Is that what the Gospel requires when Paul says, “By whom we have received grace and apostleship, for obedience to the faith among all nations, for his name?” (Romans 1:5) Or is the obedience of God linked TO morality, rather than APART from it? See Romans 16:19, “For your obedience is come abroad unto all men. I am glad therefore on your behalf: but yet I would have you wise unto that which is good, and simple concerning evil.”
Hidden once again ‘in the past’ is the first mention of ‘obey,’ parsed in such a simple way, yet obscured from ‘smart’ technology. Look again, 5 chapters earlier in Genesis, to 22:18, “And in thy seed shall the nations of the earth be blessed; because thou hast obeyed my voice.”
How different is Abraham’s obedience to God from Jacob’s compliance to his mother! What a precedent of Heavenly love surpassing earthly love, of God’s word excelling man’s word! These are just two treasures locked away for the man that seeks Christ through His Book, instead of man’s devices.

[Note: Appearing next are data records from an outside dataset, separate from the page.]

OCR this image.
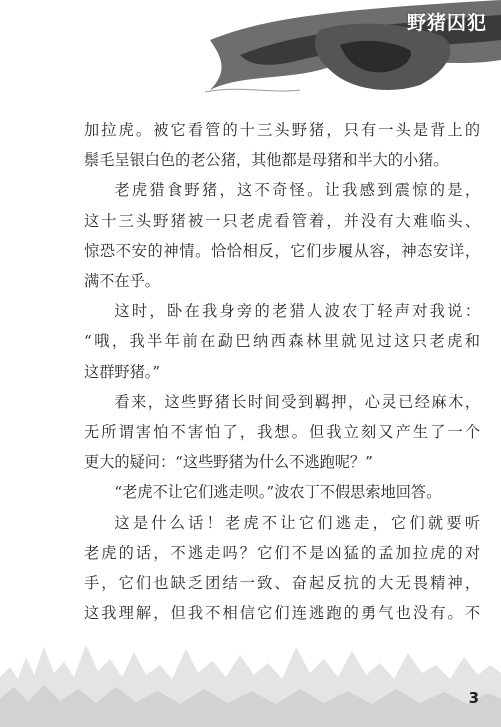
野猪囚犯

加拉虎。被它看管的十三头野猪，只有一头是背上的

鬃毛呈银白色的老公猪，其他都是母猪和半大的小猪。

老虎猎食野猪，这不奇怪。让我感到震惊的是，

这十三头野猪被一只老虎看管着，并没有大难临头、

惊恐不安的神情。恰恰相反，它们步履从容，神态安详，

满不在乎。

这时，卧在我身旁的老猎人波农丁轻声对我说：

“哦，我半年前在勐巴纳西森林里就见过这只老虎和

这群野猪。”

看来，这些野猪长时间受到羁押，心灵已经麻木，

无所谓害怕不害怕了，我想。但我立刻又产生了一个

更大的疑问：“这些野猪为什么不逃跑呢？”

“老虎不让它们逃走呗。”波农丁不假思索地回答。

这是什么话！老虎不让它们逃走，它们就要听

老虎的话，不逃走吗？它们不是凶猛的孟加拉虎的对

手，它们也缺乏团结一致、奋起反抗的大无畏精神，

这我理解，但我不相信它们连逃跑的勇气也没有。不

3
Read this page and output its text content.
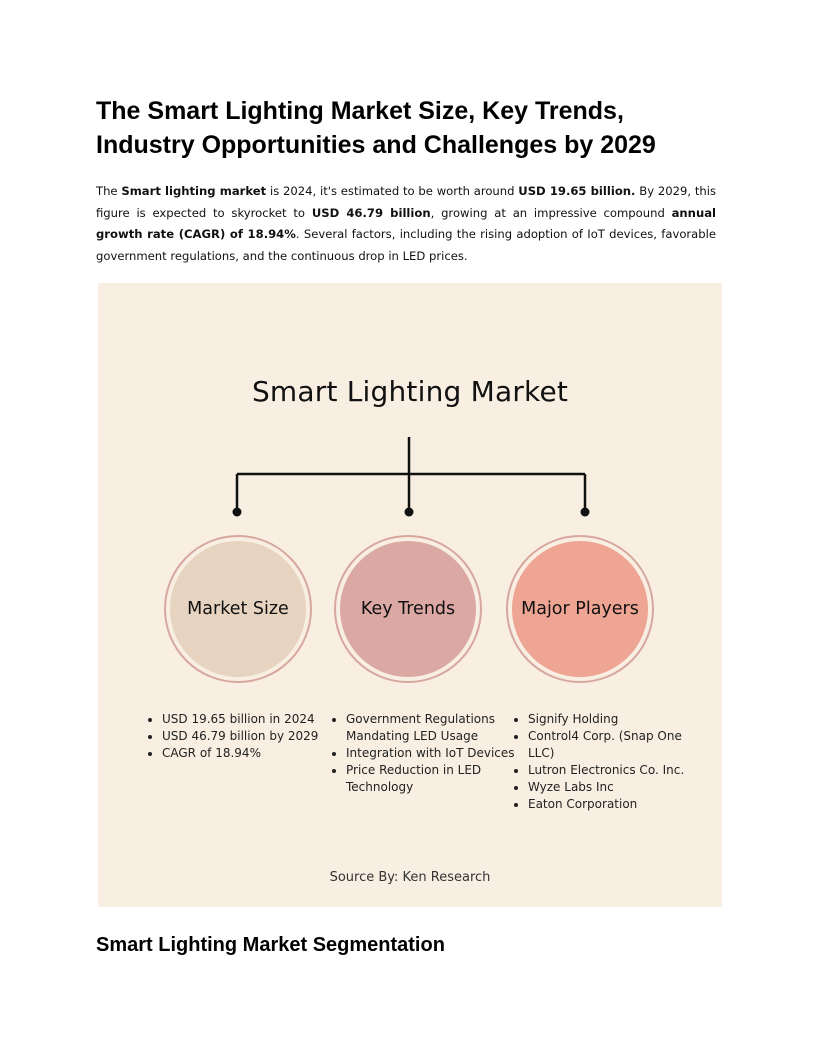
The Smart Lighting Market Size, Key Trends,
Industry Opportunities and Challenges by 2029

The Smart lighting market is 2024, it's estimated to be worth around USD 19.65 billion. By 2029, this figure is expected to skyrocket to USD 46.79 billion, growing at an impressive compound annual growth rate (CAGR) of 18.94%. Several factors, including the rising adoption of IoT devices, favorable government regulations, and the continuous drop in LED prices.

Smart Lighting Market
Market Size	Key Trends	Major Players
• USD 19.65 billion in 2024
• USD 46.79 billion by 2029
• CAGR of 18.94%
• Government Regulations Mandating LED Usage
• Integration with IoT Devices
• Price Reduction in LED Technology
• Signify Holding
• Control4 Corp. (Snap One LLC)
• Lutron Electronics Co. Inc.
• Wyze Labs Inc
• Eaton Corporation
Source By: Ken Research
Smart Lighting Market Segmentation
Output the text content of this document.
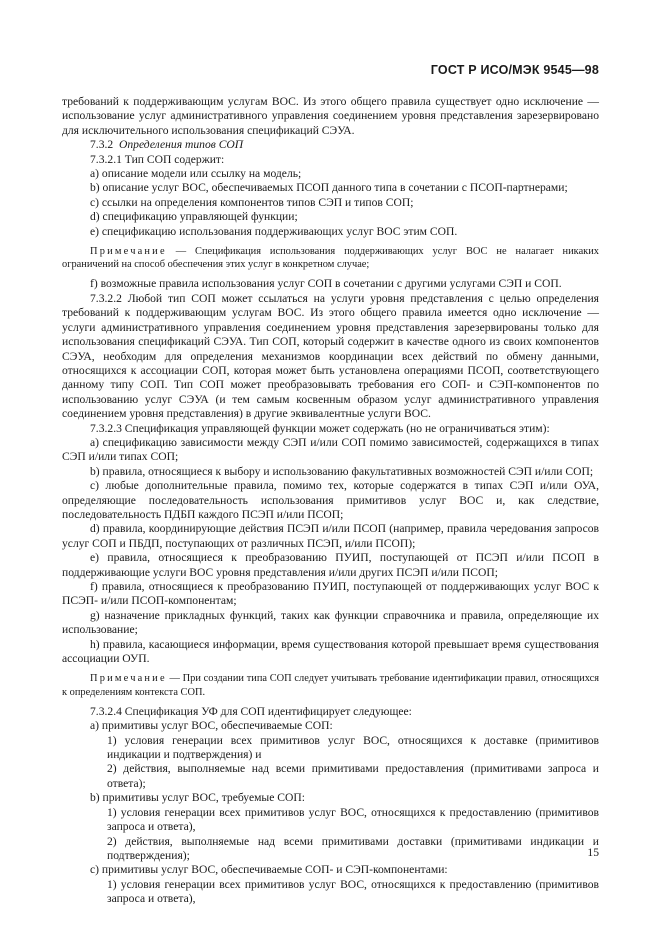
ГОСТ Р ИСО/МЭК 9545—98

требований к поддерживающим услугам ВОС. Из этого общего правила существует одно исключение — использование услуг административного управления соединением уровня представления зарезервировано для исключительного использования спецификаций СЭУА.

7.3.2 Определения типов СОП

7.3.2.1 Тип СОП содержит:

a) описание модели или ссылку на модель;

b) описание услуг ВОС, обеспечиваемых ПСОП данного типа в сочетании с ПСОП-партнерами;

c) ссылки на определения компонентов типов СЭП и типов СОП;

d) спецификацию управляющей функции;

e) спецификацию использования поддерживающих услуг ВОС этим СОП.

Примечание — Спецификация использования поддерживающих услуг ВОС не налагает никаких ограничений на способ обеспечения этих услуг в конкретном случае;

f) возможные правила использования услуг СОП в сочетании с другими услугами СЭП и СОП.

7.3.2.2 Любой тип СОП может ссылаться на услуги уровня представления с целью определения требований к поддерживающим услугам ВОС. Из этого общего правила имеется одно исключение — услуги административного управления соединением уровня представления зарезервированы только для использования спецификаций СЭУА. Тип СОП, который содержит в качестве одного из своих компонентов СЭУА, необходим для определения механизмов координации всех действий по обмену данными, относящихся к ассоциации СОП, которая может быть установлена операциями ПСОП, соответствующего данному типу СОП. Тип СОП может преобразовывать требования его СОП- и СЭП-компонентов по использованию услуг СЭУА (и тем самым косвенным образом услуг административного управления соединением уровня представления) в другие эквивалентные услуги ВОС.

7.3.2.3 Спецификация управляющей функции может содержать (но не ограничиваться этим):

a) спецификацию зависимости между СЭП и/или СОП помимо зависимостей, содержащихся в типах СЭП и/или типах СОП;

b) правила, относящиеся к выбору и использованию факультативных возможностей СЭП и/или СОП;

c) любые дополнительные правила, помимо тех, которые содержатся в типах СЭП и/или ОУА, определяющие последовательность использования примитивов услуг ВОС и, как следствие, последовательность ПДБП каждого ПСЭП и/или ПСОП;

d) правила, координирующие действия ПСЭП и/или ПСОП (например, правила чередования запросов услуг СОП и ПБДП, поступающих от различных ПСЭП, и/или ПСОП);

e) правила, относящиеся к преобразованию ПУИП, поступающей от ПСЭП и/или ПСОП в поддерживающие услуги ВОС уровня представления и/или других ПСЭП и/или ПСОП;

f) правила, относящиеся к преобразованию ПУИП, поступающей от поддерживающих услуг ВОС к ПСЭП- и/или ПСОП-компонентам;

g) назначение прикладных функций, таких как функции справочника и правила, определяющие их использование;

h) правила, касающиеся информации, время существования которой превышает время существования ассоциации ОУП.

Примечание — При создании типа СОП следует учитывать требование идентификации правил, относящихся к определениям контекста СОП.

7.3.2.4 Спецификация УФ для СОП идентифицирует следующее:

a) примитивы услуг ВОС, обеспечиваемые СОП:

1) условия генерации всех примитивов услуг ВОС, относящихся к доставке (примитивов индикации и подтверждения) и

2) действия, выполняемые над всеми примитивами предоставления (примитивами запроса и ответа);

b) примитивы услуг ВОС, требуемые СОП:

1) условия генерации всех примитивов услуг ВОС, относящихся к предоставлению (примитивов запроса и ответа),

2) действия, выполняемые над всеми примитивами доставки (примитивами индикации и подтверждения);

c) примитивы услуг ВОС, обеспечиваемые СОП- и СЭП-компонентами:

1) условия генерации всех примитивов услуг ВОС, относящихся к предоставлению (примитивов запроса и ответа),

15
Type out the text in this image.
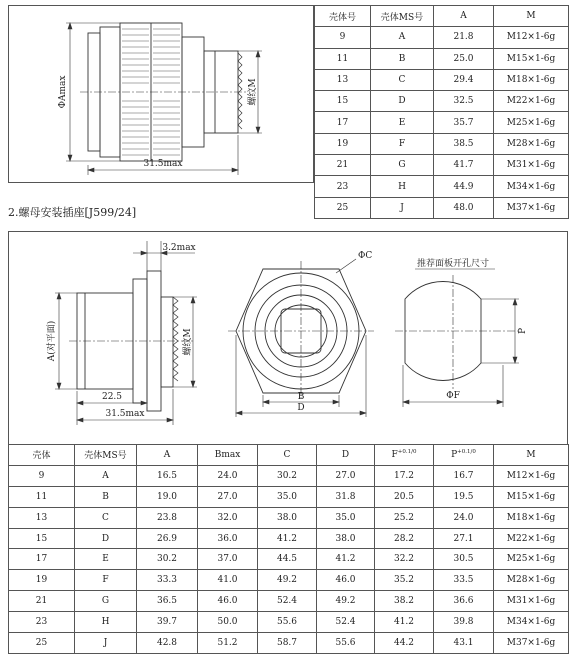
ΦAmax	螺纹M
31.5max
壳体号	壳体MS号	A	M
9	A	21.8	M12×1-6g
11	B	25.0	M15×1-6g
13	C	29.4	M18×1-6g
15	D	32.5	M22×1-6g
17	E	35.7	M25×1-6g
19	F	38.5	M28×1-6g
21	G	41.7	M31×1-6g
23	H	44.9	M34×1-6g
25	J	48.0	M37×1-6g
2.螺母安装插座[J599/24]
A(对平面)	螺纹M
3.2max
22.5
31.5max
ΦC
B
D
推荐面板开孔尺寸
P
ΦF
壳体	壳体MS号	A	Bmax	C	D	$F^{+0.1/0}$	$P^{+0.1/0}$	M
9	A	16.5	24.0	30.2	27.0	17.2	16.7	M12×1-6g
11	B	19.0	27.0	35.0	31.8	20.5	19.5	M15×1-6g
13	C	23.8	32.0	38.0	35.0	25.2	24.0	M18×1-6g
15	D	26.9	36.0	41.2	38.0	28.2	27.1	M22×1-6g
17	E	30.2	37.0	44.5	41.2	32.2	30.5	M25×1-6g
19	F	33.3	41.0	49.2	46.0	35.2	33.5	M28×1-6g
21	G	36.5	46.0	52.4	49.2	38.2	36.6	M31×1-6g
23	H	39.7	50.0	55.6	52.4	41.2	39.8	M34×1-6g
25	J	42.8	51.2	58.7	55.6	44.2	43.1	M37×1-6g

Dr. Peter S. Ruckman, in Theological Studies, Book 11, in chapter 1: “God, The Holy Ghost” predicted: “There is no computer, no matter how intelligent, that can find out anything about the word of God that a man can’t find out through prayer and reading the word. As a matter of fact, there isn’t a computer in the world that can figure out the new birth or identify the Leviathan of Job 40 and 41. It would be absolutely impossible. There isn’t any chance at all that a computer would tell you what Adam and Eve ate. The most brilliant men with IQ’s of 150 to 180, making the most excruciatingly intricate machine they possibly could devise, couldn’t figure out anything about the word of God one way or another. “But the natural man receiveth not the things of the Spirit of God: for they are foolishness unto him: neither can he know them, for they are spiritually discerned.” (1 Corinthians 2:14) ” [Emphasis his]
That statement was published in 1985. God’s word is still beyond the slickest advancements in technology built 20+ years later. Stick with the Book.